Let's create some indexes and constraints using Cypher on our movie dataset:

· Create the index on the property Name for all the nodes that have the Label Artist:

· CREATE index on :Artist(Name);

· Drop index which was created on :Artist(Name):

· DROP index on :Artist(Name);

· Create unique Constraint on :Movies(Title):

· CREATE Constraint on (movies:Movie) ASSERT movies.Title IS UNIQUE;

· Drop unique Constraint on :Movies(Title):

· Drop Constraint on (movies:Movie) ASSERT movies.Title IS UNIQUE;

· Query the status of all indexes and constraints within your database:

· Schema

· Query the status of index :Artist(Name)

· schema -l :Artist -p Name

In the preceding statement, -l will list all indexes on a given label. –p will list indexes on a given property and –v is to print errors for the indexes that are in the failed state.

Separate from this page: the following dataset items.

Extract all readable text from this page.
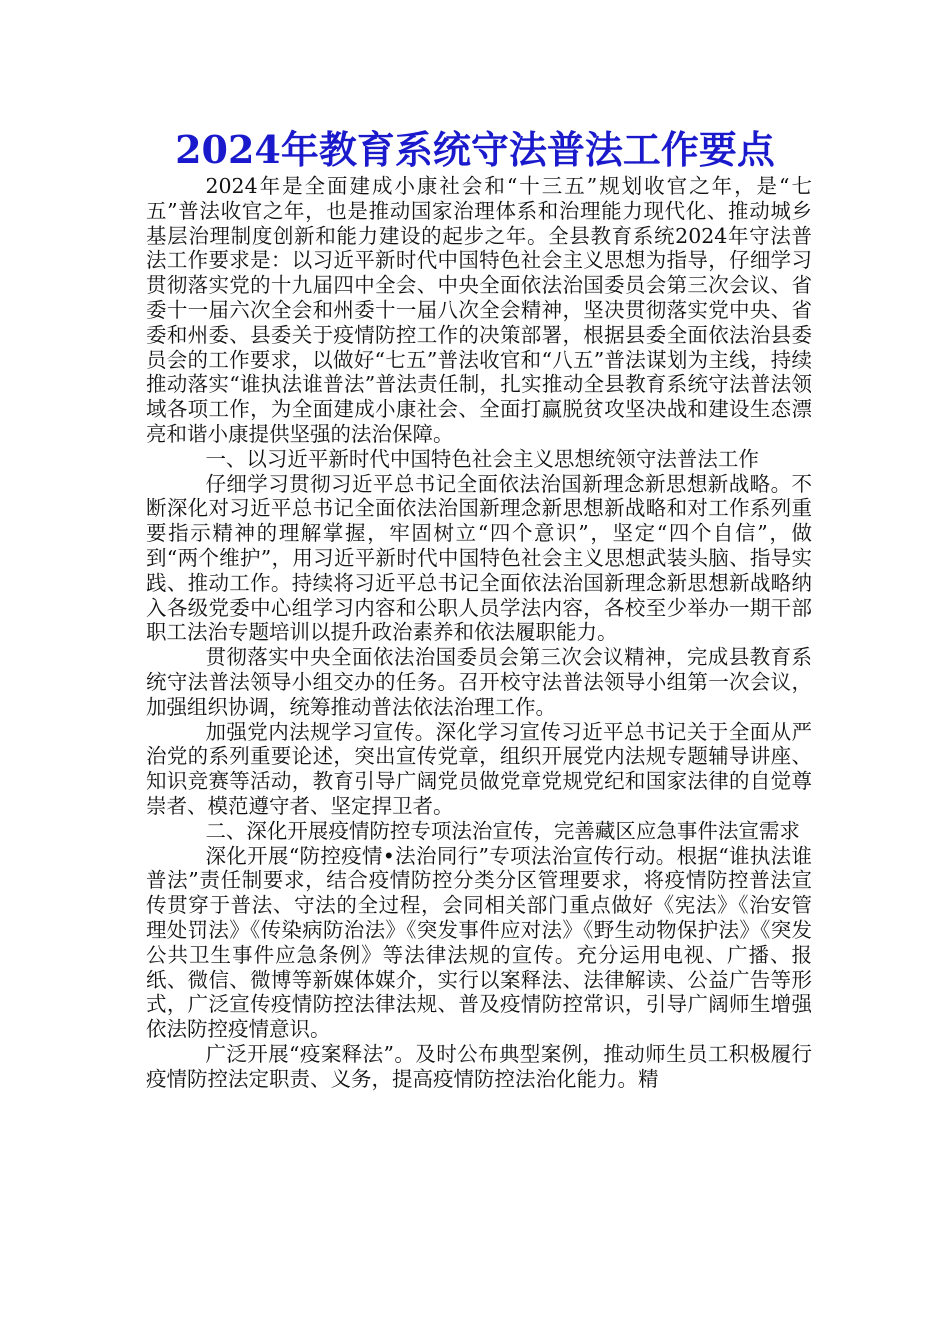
2024年教育系统守法普法工作要点

2024年是全面建成小康社会和“十三五”规划收官之年，是“七五”普法收官之年，也是推动国家治理体系和治理能力现代化、推动城乡基层治理制度创新和能力建设的起步之年。全县教育系统2024年守法普法工作要求是：以习近平新时代中国特色社会主义思想为指导，仔细学习贯彻落实党的十九届四中全会、中央全面依法治国委员会第三次会议、省委十一届六次全会和州委十一届八次全会精神，坚决贯彻落实党中央、省委和州委、县委关于疫情防控工作的决策部署，根据县委全面依法治县委员会的工作要求，以做好“七五”普法收官和“八五”普法谋划为主线，持续推动落实“谁执法谁普法”普法责任制，扎实推动全县教育系统守法普法领域各项工作，为全面建成小康社会、全面打赢脱贫攻坚决战和建设生态漂亮和谐小康提供坚强的法治保障。

一、以习近平新时代中国特色社会主义思想统领守法普法工作

仔细学习贯彻习近平总书记全面依法治国新理念新思想新战略。不断深化对习近平总书记全面依法治国新理念新思想新战略和对工作系列重要指示精神的理解掌握，牢固树立“四个意识”，坚定“四个自信”，做到“两个维护”，用习近平新时代中国特色社会主义思想武装头脑、指导实践、推动工作。持续将习近平总书记全面依法治国新理念新思想新战略纳入各级党委中心组学习内容和公职人员学法内容，各校至少举办一期干部职工法治专题培训以提升政治素养和依法履职能力。

贯彻落实中央全面依法治国委员会第三次会议精神，完成县教育系统守法普法领导小组交办的任务。召开校守法普法领导小组第一次会议，加强组织协调，统筹推动普法依法治理工作。

加强党内法规学习宣传。深化学习宣传习近平总书记关于全面从严治党的系列重要论述，突出宣传党章，组织开展党内法规专题辅导讲座、知识竞赛等活动，教育引导广阔党员做党章党规党纪和国家法律的自觉尊崇者、模范遵守者、坚定捍卫者。

二、深化开展疫情防控专项法治宣传，完善藏区应急事件法宣需求

深化开展“防控疫情•法治同行”专项法治宣传行动。根据“谁执法谁普法”责任制要求，结合疫情防控分类分区管理要求，将疫情防控普法宣传贯穿于普法、守法的全过程，会同相关部门重点做好《宪法》《治安管理处罚法》《传染病防治法》《突发事件应对法》《野生动物保护法》《突发公共卫生事件应急条例》等法律法规的宣传。充分运用电视、广播、报纸、微信、微博等新媒体媒介，实行以案释法、法律解读、公益广告等形式，广泛宣传疫情防控法律法规、普及疫情防控常识，引导广阔师生增强依法防控疫情意识。

广泛开展“疫案释法”。及时公布典型案例，推动师生员工积极履行疫情防控法定职责、义务，提高疫情防控法治化能力。精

· Forcing queries to use indexes:

· MATCH (n:Artist)

· USING INDEX n:Artist(Name)

· WHERE n.Name = 'Sylvester Stallone' RETURN n;

Note

Creating constraints also creates a unique index on the same column, so there is no need to explicitly create an index on unique columns.

Movie Demo with GraphGists

Gist (https://help.github.com/articles/about-gists/) is one of the wonderful features of GitHub, which provides a quick-and-easy way of sharing code, text, and files. It provides support for rendering a huge number of programming languages and facilitates rich syntax highlighting.

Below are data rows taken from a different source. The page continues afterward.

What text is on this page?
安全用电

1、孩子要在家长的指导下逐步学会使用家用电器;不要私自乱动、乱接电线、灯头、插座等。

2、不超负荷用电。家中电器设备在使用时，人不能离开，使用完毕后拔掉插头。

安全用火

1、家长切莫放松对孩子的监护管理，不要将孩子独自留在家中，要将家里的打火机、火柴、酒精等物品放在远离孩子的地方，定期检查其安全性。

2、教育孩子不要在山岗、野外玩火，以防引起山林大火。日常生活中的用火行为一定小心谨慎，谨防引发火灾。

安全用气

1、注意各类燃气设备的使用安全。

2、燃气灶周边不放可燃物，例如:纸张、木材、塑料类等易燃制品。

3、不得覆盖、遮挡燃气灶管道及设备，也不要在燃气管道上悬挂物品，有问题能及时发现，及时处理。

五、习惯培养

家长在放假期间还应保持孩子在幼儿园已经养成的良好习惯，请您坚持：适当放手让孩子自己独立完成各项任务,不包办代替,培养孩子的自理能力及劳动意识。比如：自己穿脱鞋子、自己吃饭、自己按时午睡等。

Neo4j leveraged the same thought process developed by Neo4j Gist http://gist.neo4j.org/ for sharing and rendering the graphs.

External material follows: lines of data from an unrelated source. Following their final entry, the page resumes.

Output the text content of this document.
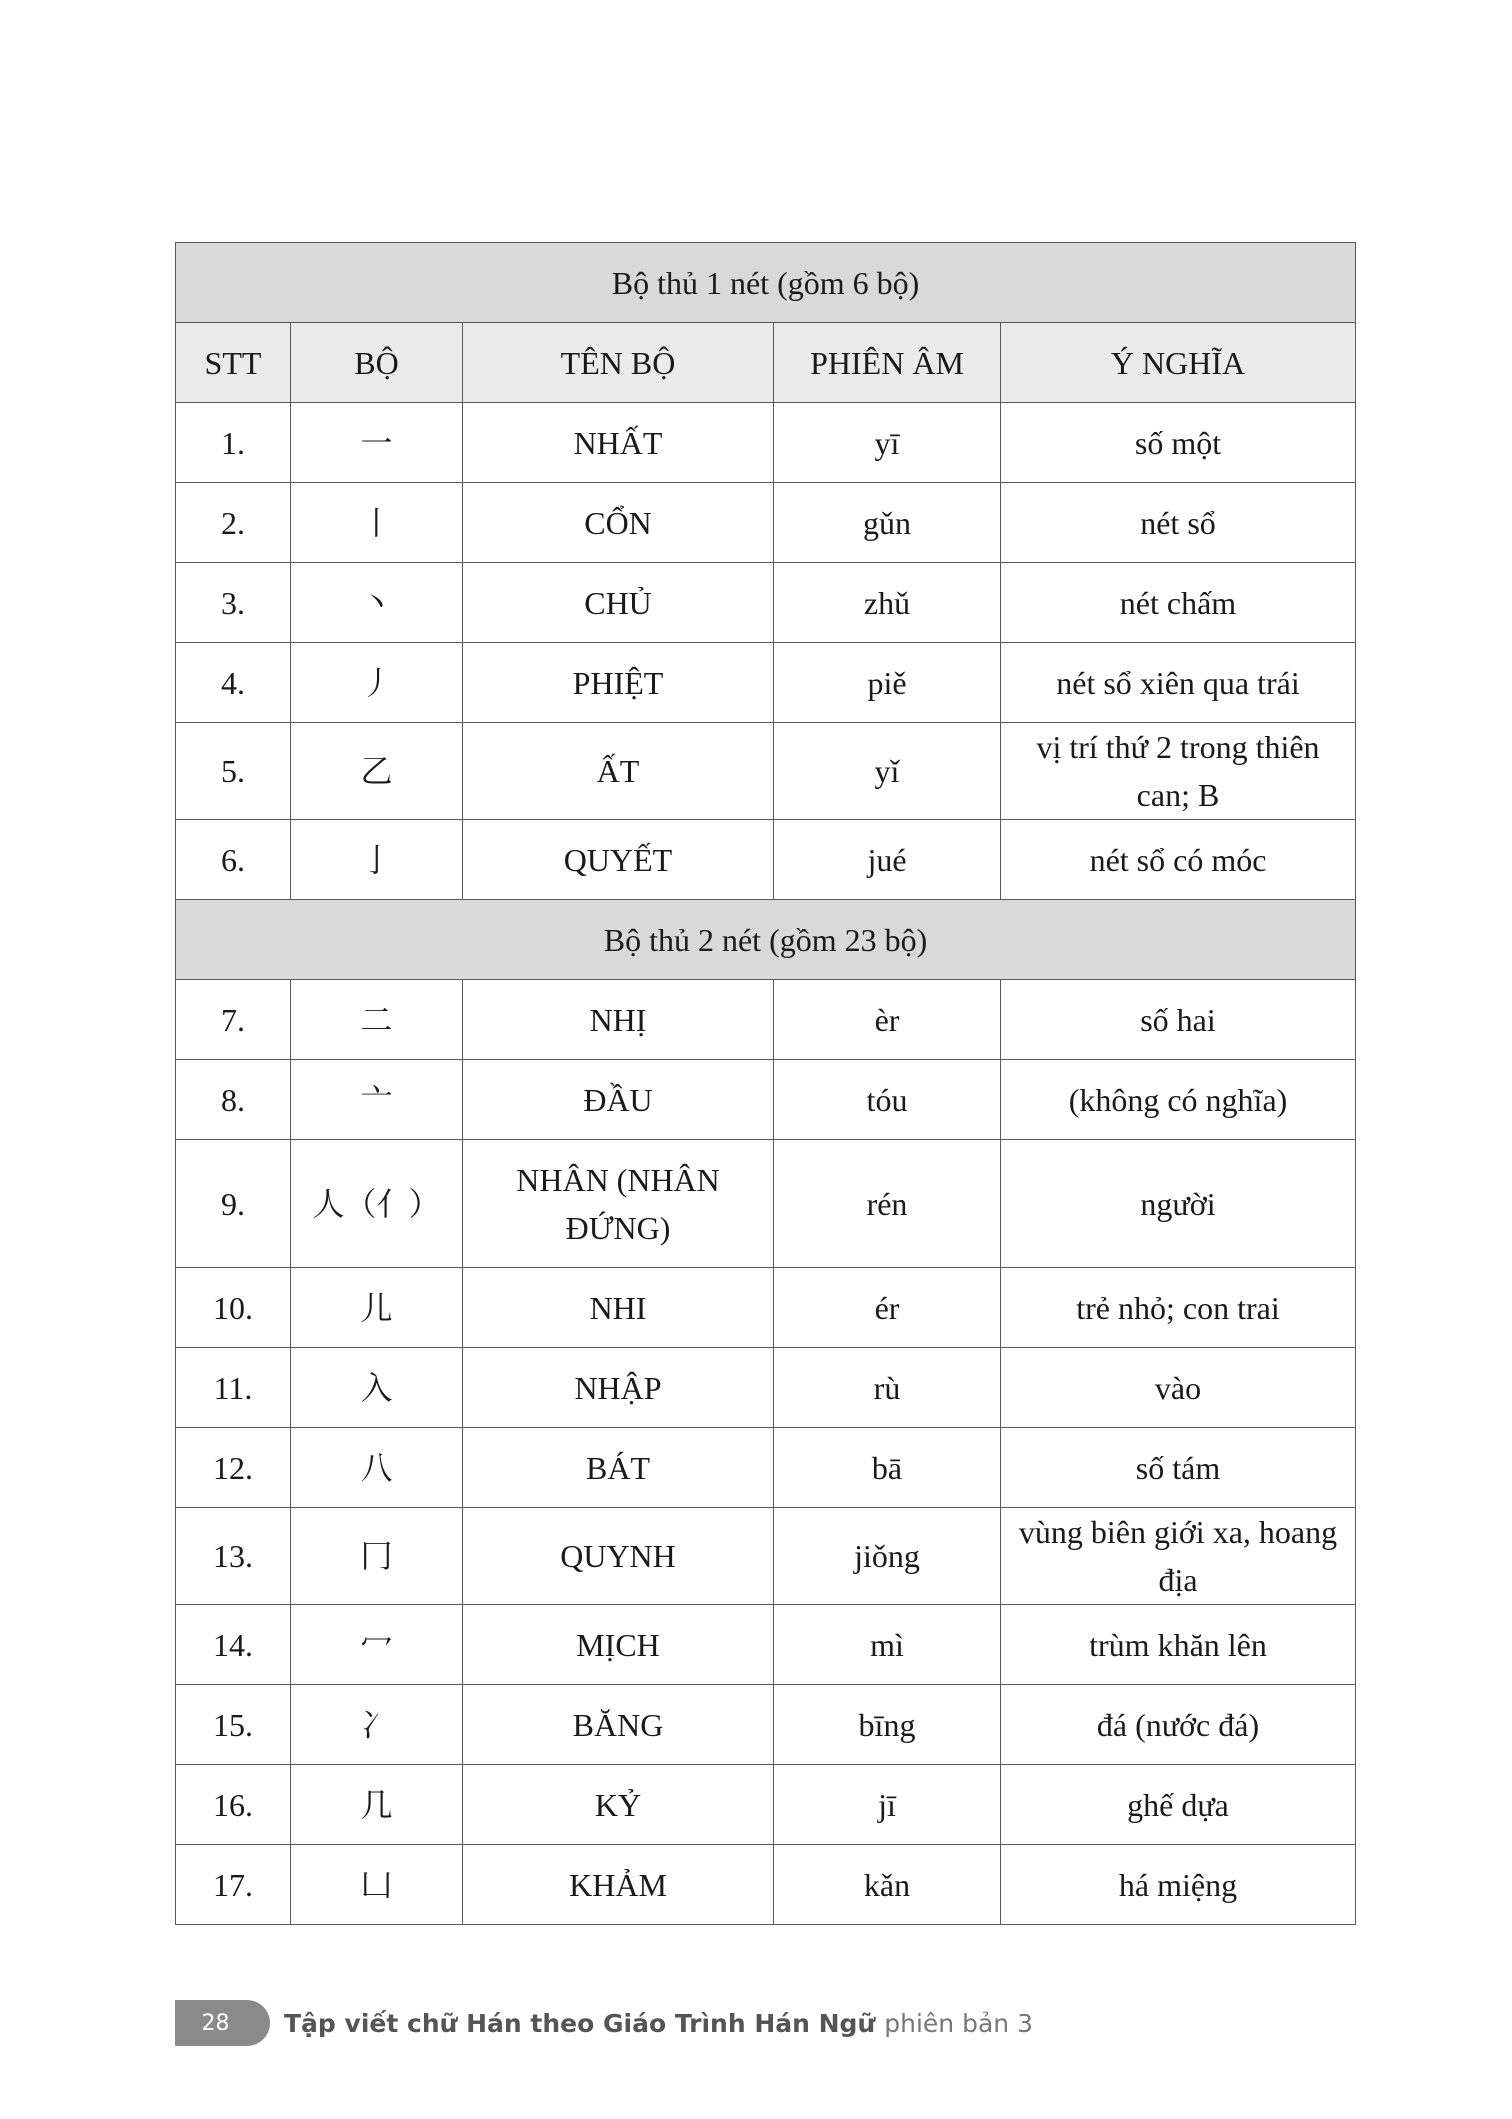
Bộ thủ 1 nét (gồm 6 bộ)				
STT	BỘ	TÊN BỘ	PHIÊN ÂM	Ý NGHĨA
1.	一	NHẤT	yī	số một
2.	丨	CỔN	gǔn	nét sổ
3.	丶	CHỦ	zhǔ	nét chấm
4.	丿	PHIỆT	piě	nét sổ xiên qua trái
5.	乙	ẤT	yǐ	vị trí thứ 2 trong thiên can; B
6.	亅	QUYẾT	jué	nét sổ có móc
Bộ thủ 2 nét (gồm 23 bộ)				
7.	二	NHỊ	èr	số hai
8.	亠	ĐẦU	tóu	(không có nghĩa)
9.	人（亻）	NHÂN (NHÂN ĐỨNG)	rén	người
10.	儿	NHI	ér	trẻ nhỏ; con trai
11.	入	NHẬP	rù	vào
12.	八	BÁT	bā	số tám
13.	冂	QUYNH	jiǒng	vùng biên giới xa, hoang địa
14.	冖	MỊCH	mì	trùm khăn lên
15.	冫	BĂNG	bīng	đá (nước đá)
16.	几	KỶ	jī	ghế dựa
17.	凵	KHẢM	kǎn	há miệng
28 Tập viết chữ Hán theo Giáo Trình Hán Ngữ phiên bản 3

In this section, we will re-use the same movie dataset and will see how Neo4j Gists can be leveraged to share our data with the community.

Let's follow the steps to create our Movie Demo and share it with the other users on Neo4j Gist:

1. Create a GitHub user ID and password and log in to https://gist.github.com/.

2. Create ASCIIDoc, then enter the text given in the following screenshot:

Movie Demo with GraphGists

3. Next, just below the [source, cypher] statement, drop in your Cypher queries for creating the movie dataset. Your Cypher queries should be in between ----, as shown in row 17 in the preceding screenshot. You can use the same queries that we used in theRead-only Cypher queries section to create our movie database.

4. Now we will define a couple of read-only Cypher queries to fetch the data and show the results in the graph and table format, and click on Create public Gist and save our Movie Demo script.

Movie Demo with GraphGists

Visit https://gist.github.com/sumit1001/c12f2049a6356a6bf664 and download the code of ASCIIDoc referred to in the preceding example.

5. Copy the URL as shown in your browser navigation bar.

6. Open a new browser window/tab and browse gist.neo4j.org.

7. Next in the top right-hand corner, just below the browser navigation bar, paste your GitHub Gist URL, which we copied in step 5, and click on Enter.

Movie Demo with GraphGists

And we are done!!! Scroll down to see the Live Console, Graph, and Table.

Note

Share your GitHub Gist URL with community members and they will be able to execute, contribute, and appreciate your work.

Summary

In this chapter, you have learned the basic concepts of data modeling in Neo4j and implementation of patterns and pattern matching in the Neo4j query language, that is, Cypher. We also talked about a new indexing feature, that is, schema over legacy indexing and, lastly, you learned a powerful way to share your work with the members of the Graph community.

In the next chapter, we will discuss Cypher queries for inserting data, creating/searching indexes, and also optimization techniques for writing performance-efficient queries.